Добавить в цитаты Настройки чтения

Страница 3 из 8



Но, конечно, Андре тоже посматривал на запад! Значит, это находится там?.. Или там?

Он не видел пока что достаточно высоких гор.

Первое, что он сделал в Трондхейме, это устроился в отеле. И поскольку он был обладателем новенького (хотя и запыленного) автомобиля, его, несмотря на юный возраст, приняли с поклонами и заискиванием и отвели ему приличную комнату.

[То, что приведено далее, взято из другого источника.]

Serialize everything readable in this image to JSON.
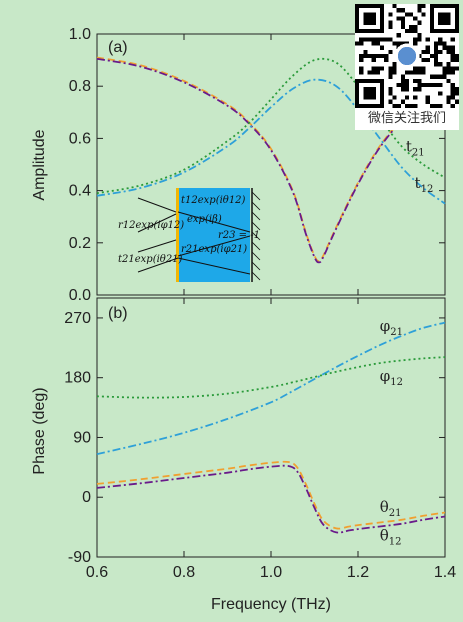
{
  "chart_data": [
    {
      "type": "line",
      "panel_label": "(a)",
      "ylabel": "Amplitude",
      "xlim": [
        0.6,
        1.4
      ],
      "ylim": [
        0.0,
        1.0
      ],
      "yticks": [
        "0.0",
        "0.2",
        "0.4",
        "0.6",
        "0.8",
        "1.0"
      ],
      "series": [
        {
          "name": "t21",
          "color": "#f0a030",
          "style": "dashed",
          "x": [
            0.6,
            0.7,
            0.8,
            0.9,
            0.95,
            1.0,
            1.05,
            1.08,
            1.1,
            1.11,
            1.12,
            1.15,
            1.2,
            1.25,
            1.3,
            1.35,
            1.4
          ],
          "y": [
            0.91,
            0.88,
            0.82,
            0.73,
            0.66,
            0.56,
            0.4,
            0.24,
            0.15,
            0.13,
            0.15,
            0.26,
            0.43,
            0.57,
            0.67,
            0.73,
            0.77
          ]
        },
        {
          "name": "t12",
          "color": "#6a1a8a",
          "style": "dashdot",
          "x": [
            0.6,
            0.7,
            0.8,
            0.9,
            0.95,
            1.0,
            1.05,
            1.08,
            1.1,
            1.11,
            1.12,
            1.15,
            1.2,
            1.25,
            1.3,
            1.35,
            1.4
          ],
          "y": [
            0.905,
            0.875,
            0.815,
            0.725,
            0.655,
            0.555,
            0.395,
            0.235,
            0.145,
            0.125,
            0.145,
            0.255,
            0.425,
            0.565,
            0.665,
            0.725,
            0.765
          ]
        },
        {
          "color": "#2a9a3a",
          "style": "dotted",
          "x": [
            0.6,
            0.7,
            0.8,
            0.9,
            0.95,
            1.0,
            1.05,
            1.1,
            1.15,
            1.2,
            1.25,
            1.3,
            1.35,
            1.4
          ],
          "y": [
            0.39,
            0.42,
            0.48,
            0.59,
            0.66,
            0.75,
            0.84,
            0.9,
            0.89,
            0.8,
            0.68,
            0.57,
            0.5,
            0.45
          ]
        },
        {
          "color": "#2ea0d8",
          "style": "dashdot",
          "x": [
            0.6,
            0.7,
            0.8,
            0.9,
            0.95,
            1.0,
            1.05,
            1.1,
            1.15,
            1.2,
            1.25,
            1.3,
            1.35,
            1.4
          ],
          "y": [
            0.38,
            0.41,
            0.47,
            0.57,
            0.64,
            0.72,
            0.79,
            0.825,
            0.8,
            0.71,
            0.6,
            0.49,
            0.41,
            0.35
          ]
        }
      ],
      "annotations": [
        {
          "text": "t",
          "sub": "21",
          "x": 1.31,
          "y": 0.55
        },
        {
          "text": "t",
          "sub": "12",
          "x": 1.33,
          "y": 0.41
        }
      ],
      "inset_labels": [
        {
          "main": "t12exp(iθ12)"
        },
        {
          "main": "exp(iβ)"
        },
        {
          "main": "r23 = -1"
        },
        {
          "main": "r12exp(iφ12)"
        },
        {
          "main": "r21exp(iφ21)"
        },
        {
          "main": "t21exp(iθ21)"
        }
      ]
    },
    {
      "type": "line",
      "panel_label": "(b)",
      "xlabel": "Frequency (THz)",
      "ylabel": "Phase (deg)",
      "xlim": [
        0.6,
        1.4
      ],
      "ylim": [
        -90,
        300
      ],
      "xticks": [
        "0.6",
        "0.8",
        "1.0",
        "1.2",
        "1.4"
      ],
      "yticks": [
        "-90",
        "0",
        "90",
        "180",
        "270"
      ],
      "series": [
        {
          "name": "φ21",
          "color": "#2ea0d8",
          "style": "dashdot",
          "x": [
            0.6,
            0.7,
            0.8,
            0.9,
            1.0,
            1.05,
            1.1,
            1.15,
            1.2,
            1.25,
            1.3,
            1.35,
            1.4
          ],
          "y": [
            65,
            80,
            97,
            118,
            143,
            160,
            178,
            196,
            213,
            229,
            243,
            255,
            263
          ]
        },
        {
          "name": "φ12",
          "color": "#2a9a3a",
          "style": "dotted",
          "x": [
            0.6,
            0.7,
            0.8,
            0.9,
            1.0,
            1.05,
            1.1,
            1.15,
            1.2,
            1.25,
            1.3,
            1.35,
            1.4
          ],
          "y": [
            152,
            150,
            151,
            156,
            166,
            173,
            181,
            189,
            196,
            202,
            206,
            209,
            211
          ]
        },
        {
          "name": "θ21",
          "color": "#f0a030",
          "style": "dashed",
          "x": [
            0.6,
            0.7,
            0.8,
            0.9,
            0.95,
            1.0,
            1.04,
            1.06,
            1.08,
            1.1,
            1.12,
            1.15,
            1.18,
            1.2,
            1.25,
            1.3,
            1.35,
            1.4
          ],
          "y": [
            20,
            27,
            35,
            43,
            48,
            52,
            53,
            45,
            20,
            -10,
            -35,
            -47,
            -44,
            -42,
            -38,
            -34,
            -28,
            -23
          ]
        },
        {
          "name": "θ12",
          "color": "#6a1a8a",
          "style": "dashdot",
          "x": [
            0.6,
            0.7,
            0.8,
            0.9,
            0.95,
            1.0,
            1.04,
            1.06,
            1.08,
            1.1,
            1.12,
            1.15,
            1.18,
            1.2,
            1.25,
            1.3,
            1.35,
            1.4
          ],
          "y": [
            14,
            21,
            29,
            37,
            42,
            46,
            47,
            39,
            14,
            -16,
            -41,
            -53,
            -50,
            -48,
            -44,
            -40,
            -34,
            -29
          ]
        }
      ],
      "annotations": [
        {
          "text": "φ",
          "sub": "21",
          "x": 1.25,
          "y": 250
        },
        {
          "text": "φ",
          "sub": "12",
          "x": 1.25,
          "y": 175
        },
        {
          "text": "θ",
          "sub": "21",
          "x": 1.25,
          "y": -22
        },
        {
          "text": "θ",
          "sub": "12",
          "x": 1.25,
          "y": -65
        }
      ]
    }
  ],
  "qr_caption": "微信关注我们"
}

За время своей поездки Андре не раз убеждался в том, что иметь автомобиль выгодно — и не только на дороге. Биль означал определенный статус. И то, что Бенедикта позаботилась о его щегольской одежде, тоже производило впечатление. Все остальное делали открытый взгляд и честная натура Андре.

И не было нужды объяснять кому-то, что ему всего двадцать лет.

Приняв ванну — она находилась в конце коридора в помещении с деревянным полом, стояла на ножках в форме львиных лап, и имела водопроводные краны, — он переоделся во все чистое и прекрасно пообедал в полупустой столовой. В углу, на подиуме, играло трио под раскидистой пальмой; они играли венский вальс в сентиментально-медленном темпе, изобразив на лицах грусть. При виде вошедшего Андре, трио решило удовлетворить его юношеский вкус, заиграв залихватский «Александровский Рэгтайм Бэнд». Он никогда не слышал ничего более ничтожного. Особенно — в ритме.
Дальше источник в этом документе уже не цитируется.